Fred's grin grew into a wide smile, "I haven't done anything to them…it's the custard creams you want to avoid," he added with a wink.

Huh…his eyes are green.

Pretty.

Wait. Pretty?

This is Fred Weasley!

One-half of the deviant, dunderheaded duo.

Hermione lowered her eyes and quickly recovered a tart from the box. "Thanks."

"Pleasure's all mine. " Fred said, not moving from his spot in front of her.

Eyes not leaving the ground, Hermione sat up from her chair and took a step forward, walking face first into a set of broad, really broad shoulders. Hermione looked up stunned.

Neville had just morphed into a canary, but Hermione hadn't noticed; her attention was currently fixated on the slight groove of Fred Weasley's upper lip.
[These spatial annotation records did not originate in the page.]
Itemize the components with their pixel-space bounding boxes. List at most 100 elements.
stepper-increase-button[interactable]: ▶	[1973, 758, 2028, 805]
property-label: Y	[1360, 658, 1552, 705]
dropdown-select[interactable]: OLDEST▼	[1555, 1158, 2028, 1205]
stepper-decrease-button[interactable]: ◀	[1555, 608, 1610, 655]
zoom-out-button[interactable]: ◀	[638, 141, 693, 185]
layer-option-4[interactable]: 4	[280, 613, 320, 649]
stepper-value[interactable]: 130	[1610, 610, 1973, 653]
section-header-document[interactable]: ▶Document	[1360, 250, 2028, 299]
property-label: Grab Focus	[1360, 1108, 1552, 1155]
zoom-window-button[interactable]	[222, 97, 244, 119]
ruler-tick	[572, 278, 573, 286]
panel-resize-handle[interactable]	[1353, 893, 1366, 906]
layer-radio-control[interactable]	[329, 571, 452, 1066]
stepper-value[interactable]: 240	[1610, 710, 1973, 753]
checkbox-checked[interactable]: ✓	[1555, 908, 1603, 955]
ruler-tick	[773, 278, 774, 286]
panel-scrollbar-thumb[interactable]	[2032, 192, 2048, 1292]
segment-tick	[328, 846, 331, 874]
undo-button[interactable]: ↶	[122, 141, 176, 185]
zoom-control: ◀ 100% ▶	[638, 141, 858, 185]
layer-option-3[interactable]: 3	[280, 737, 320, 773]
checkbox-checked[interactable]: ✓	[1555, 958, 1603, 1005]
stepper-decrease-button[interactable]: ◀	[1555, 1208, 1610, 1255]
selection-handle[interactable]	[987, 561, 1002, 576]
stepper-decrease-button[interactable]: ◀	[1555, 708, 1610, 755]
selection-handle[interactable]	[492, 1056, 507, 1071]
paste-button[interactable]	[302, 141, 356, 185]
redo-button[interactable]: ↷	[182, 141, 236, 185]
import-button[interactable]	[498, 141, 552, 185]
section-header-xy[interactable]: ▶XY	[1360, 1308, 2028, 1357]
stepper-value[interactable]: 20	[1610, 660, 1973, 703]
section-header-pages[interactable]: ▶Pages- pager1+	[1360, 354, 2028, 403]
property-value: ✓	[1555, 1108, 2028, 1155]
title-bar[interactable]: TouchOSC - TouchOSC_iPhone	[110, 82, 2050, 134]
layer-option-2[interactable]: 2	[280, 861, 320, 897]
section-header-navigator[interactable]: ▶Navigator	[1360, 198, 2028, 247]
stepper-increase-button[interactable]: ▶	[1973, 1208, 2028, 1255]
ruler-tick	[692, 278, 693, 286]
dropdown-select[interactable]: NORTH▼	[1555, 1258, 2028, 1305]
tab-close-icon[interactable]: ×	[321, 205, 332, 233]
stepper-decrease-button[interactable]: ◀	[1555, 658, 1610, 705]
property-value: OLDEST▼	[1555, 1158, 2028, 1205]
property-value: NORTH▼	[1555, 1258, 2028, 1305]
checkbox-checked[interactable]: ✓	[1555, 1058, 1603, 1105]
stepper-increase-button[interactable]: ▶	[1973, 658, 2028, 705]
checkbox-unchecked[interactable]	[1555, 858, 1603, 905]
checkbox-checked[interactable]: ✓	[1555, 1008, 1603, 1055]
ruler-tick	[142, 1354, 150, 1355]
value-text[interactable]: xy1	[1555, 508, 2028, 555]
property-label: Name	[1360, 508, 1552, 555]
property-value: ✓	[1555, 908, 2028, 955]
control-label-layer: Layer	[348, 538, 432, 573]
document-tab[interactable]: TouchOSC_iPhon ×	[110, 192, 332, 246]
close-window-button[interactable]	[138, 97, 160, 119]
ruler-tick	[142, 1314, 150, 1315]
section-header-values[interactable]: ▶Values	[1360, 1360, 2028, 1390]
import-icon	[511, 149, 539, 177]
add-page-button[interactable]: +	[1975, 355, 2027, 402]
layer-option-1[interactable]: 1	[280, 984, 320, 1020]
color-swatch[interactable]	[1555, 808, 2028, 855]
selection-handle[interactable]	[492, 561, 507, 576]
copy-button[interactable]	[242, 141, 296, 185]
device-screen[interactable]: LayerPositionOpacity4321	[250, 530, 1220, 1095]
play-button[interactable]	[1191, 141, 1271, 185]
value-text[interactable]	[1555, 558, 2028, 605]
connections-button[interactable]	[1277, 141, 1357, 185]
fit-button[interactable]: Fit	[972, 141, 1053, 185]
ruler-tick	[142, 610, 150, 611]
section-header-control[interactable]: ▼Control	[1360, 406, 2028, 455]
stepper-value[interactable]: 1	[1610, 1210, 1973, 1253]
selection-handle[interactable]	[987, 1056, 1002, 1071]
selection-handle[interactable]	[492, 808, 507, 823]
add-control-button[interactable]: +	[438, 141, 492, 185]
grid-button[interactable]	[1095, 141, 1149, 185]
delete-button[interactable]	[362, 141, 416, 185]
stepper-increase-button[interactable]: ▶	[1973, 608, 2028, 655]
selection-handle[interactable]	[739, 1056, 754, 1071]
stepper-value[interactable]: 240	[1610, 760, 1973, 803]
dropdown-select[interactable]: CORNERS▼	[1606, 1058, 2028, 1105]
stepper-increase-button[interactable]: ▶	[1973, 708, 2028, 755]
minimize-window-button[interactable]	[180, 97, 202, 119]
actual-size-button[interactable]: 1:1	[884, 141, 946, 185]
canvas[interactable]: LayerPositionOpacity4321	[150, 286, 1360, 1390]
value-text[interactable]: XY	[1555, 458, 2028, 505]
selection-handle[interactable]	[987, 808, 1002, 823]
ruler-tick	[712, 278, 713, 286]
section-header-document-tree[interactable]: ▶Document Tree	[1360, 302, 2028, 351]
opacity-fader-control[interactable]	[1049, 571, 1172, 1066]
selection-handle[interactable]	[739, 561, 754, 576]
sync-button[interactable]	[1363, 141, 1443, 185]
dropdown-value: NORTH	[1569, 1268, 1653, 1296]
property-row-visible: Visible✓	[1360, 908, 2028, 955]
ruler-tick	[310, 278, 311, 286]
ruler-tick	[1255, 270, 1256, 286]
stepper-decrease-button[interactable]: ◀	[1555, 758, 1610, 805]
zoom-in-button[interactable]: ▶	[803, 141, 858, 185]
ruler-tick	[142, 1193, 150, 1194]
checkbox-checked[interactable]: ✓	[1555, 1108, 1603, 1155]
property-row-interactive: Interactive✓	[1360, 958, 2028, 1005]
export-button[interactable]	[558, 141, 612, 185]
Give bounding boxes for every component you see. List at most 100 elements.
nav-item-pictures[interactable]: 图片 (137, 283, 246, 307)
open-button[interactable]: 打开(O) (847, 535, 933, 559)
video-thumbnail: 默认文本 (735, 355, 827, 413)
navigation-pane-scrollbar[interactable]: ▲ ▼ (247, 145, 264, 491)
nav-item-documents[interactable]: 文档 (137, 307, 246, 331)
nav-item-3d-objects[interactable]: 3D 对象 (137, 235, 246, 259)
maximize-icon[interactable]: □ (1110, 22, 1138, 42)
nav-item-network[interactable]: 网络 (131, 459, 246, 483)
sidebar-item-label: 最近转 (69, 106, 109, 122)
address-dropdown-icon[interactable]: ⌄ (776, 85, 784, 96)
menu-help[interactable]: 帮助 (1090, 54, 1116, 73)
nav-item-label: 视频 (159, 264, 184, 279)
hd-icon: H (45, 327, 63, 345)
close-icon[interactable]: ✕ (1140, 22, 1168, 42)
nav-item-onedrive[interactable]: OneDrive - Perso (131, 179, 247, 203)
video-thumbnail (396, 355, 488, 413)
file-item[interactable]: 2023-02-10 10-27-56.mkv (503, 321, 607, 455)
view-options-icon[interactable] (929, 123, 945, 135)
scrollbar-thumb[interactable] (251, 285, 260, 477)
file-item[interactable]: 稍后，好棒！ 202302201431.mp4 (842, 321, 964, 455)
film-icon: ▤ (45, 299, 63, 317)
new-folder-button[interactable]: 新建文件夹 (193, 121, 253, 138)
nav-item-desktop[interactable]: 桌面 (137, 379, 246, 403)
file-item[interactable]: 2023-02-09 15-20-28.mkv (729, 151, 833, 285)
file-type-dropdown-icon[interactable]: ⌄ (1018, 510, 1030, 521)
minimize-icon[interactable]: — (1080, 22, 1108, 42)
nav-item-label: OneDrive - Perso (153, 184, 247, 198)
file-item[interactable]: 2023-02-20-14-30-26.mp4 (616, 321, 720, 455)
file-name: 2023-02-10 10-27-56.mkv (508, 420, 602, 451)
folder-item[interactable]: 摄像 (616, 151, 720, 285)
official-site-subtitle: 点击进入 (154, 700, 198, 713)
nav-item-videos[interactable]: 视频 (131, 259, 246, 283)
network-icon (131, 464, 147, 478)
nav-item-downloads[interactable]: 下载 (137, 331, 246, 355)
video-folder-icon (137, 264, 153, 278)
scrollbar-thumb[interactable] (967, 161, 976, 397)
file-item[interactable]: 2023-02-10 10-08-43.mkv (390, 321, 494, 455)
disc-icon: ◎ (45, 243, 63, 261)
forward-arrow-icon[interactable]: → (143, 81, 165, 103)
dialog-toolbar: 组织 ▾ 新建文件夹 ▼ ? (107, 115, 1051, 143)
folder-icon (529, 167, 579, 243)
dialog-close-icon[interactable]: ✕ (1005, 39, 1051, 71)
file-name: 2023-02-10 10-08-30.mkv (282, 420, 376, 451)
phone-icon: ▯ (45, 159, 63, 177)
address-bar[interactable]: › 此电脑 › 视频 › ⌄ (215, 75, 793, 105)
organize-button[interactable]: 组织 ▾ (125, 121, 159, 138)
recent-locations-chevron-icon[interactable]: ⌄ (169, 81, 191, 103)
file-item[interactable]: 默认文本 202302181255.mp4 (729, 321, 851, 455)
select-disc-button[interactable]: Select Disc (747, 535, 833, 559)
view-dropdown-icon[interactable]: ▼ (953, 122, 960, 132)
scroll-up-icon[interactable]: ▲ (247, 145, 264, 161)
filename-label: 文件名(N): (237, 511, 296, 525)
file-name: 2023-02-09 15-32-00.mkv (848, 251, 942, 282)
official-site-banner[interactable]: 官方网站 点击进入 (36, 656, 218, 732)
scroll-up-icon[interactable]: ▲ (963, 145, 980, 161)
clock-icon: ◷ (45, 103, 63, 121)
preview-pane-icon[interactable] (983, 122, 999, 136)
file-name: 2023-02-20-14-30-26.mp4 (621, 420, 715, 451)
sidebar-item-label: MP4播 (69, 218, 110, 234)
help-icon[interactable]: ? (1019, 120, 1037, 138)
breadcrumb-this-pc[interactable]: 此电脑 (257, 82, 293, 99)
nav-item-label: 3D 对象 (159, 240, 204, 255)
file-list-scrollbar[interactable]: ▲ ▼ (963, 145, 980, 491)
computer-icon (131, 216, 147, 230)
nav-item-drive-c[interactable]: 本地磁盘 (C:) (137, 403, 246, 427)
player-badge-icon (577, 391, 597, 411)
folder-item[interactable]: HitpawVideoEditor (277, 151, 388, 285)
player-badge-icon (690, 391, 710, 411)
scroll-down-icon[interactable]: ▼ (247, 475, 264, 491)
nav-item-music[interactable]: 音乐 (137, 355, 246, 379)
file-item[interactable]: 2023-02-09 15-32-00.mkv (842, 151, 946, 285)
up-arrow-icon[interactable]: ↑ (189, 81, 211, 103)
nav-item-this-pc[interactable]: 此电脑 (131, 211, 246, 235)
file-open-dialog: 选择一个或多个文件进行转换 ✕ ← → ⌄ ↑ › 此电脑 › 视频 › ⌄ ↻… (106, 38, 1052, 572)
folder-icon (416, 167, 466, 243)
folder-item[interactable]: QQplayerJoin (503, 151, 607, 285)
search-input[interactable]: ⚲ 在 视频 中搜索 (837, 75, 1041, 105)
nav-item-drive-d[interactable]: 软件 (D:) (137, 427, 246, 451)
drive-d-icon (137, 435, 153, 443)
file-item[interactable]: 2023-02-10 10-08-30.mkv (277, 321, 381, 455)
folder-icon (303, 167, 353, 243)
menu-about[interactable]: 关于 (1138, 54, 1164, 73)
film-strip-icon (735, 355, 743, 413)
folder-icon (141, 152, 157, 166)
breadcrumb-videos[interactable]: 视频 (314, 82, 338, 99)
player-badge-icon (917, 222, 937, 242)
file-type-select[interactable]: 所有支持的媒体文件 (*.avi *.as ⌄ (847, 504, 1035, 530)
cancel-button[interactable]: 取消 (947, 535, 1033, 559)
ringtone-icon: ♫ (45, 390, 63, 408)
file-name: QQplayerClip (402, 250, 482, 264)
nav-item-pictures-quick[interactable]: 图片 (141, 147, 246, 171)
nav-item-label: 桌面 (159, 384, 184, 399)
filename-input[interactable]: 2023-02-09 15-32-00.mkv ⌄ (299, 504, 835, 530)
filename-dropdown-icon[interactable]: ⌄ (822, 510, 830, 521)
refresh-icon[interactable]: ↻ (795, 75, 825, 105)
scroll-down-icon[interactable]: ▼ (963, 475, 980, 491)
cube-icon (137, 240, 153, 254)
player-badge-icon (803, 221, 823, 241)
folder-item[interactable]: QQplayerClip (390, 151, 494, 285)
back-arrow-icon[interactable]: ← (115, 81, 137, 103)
Lord Voldemort tap-dancing in the middle of the common room? She didn't pay any mind, Fred Weasley's hair had just fallen into his face, and Hermione was certain she needed to right the problem.

The groove twitched into sly smile.

Has his mouth always looked like that?

Oh Merlin, help me.

He should NOT smile like that.

George doesn't smile like that!

Gods his lips look soft.

STOP STARING!

"I've always felt close to you, Hermione," said Fred winking.

Hermione couldn't feel her legs.

No matter, Fred can just carry me.

No!

Wanker.

Hermione glared at Fred, but the effect was lost as her blush had turned a shade of magenta. She toppled into the chair again.

Fred chuckled, and crossed the room to George. Hermione didn't take her eyes off him.

Eating her jam tart, staring at her newest distraction, Hermione slumped in her chair.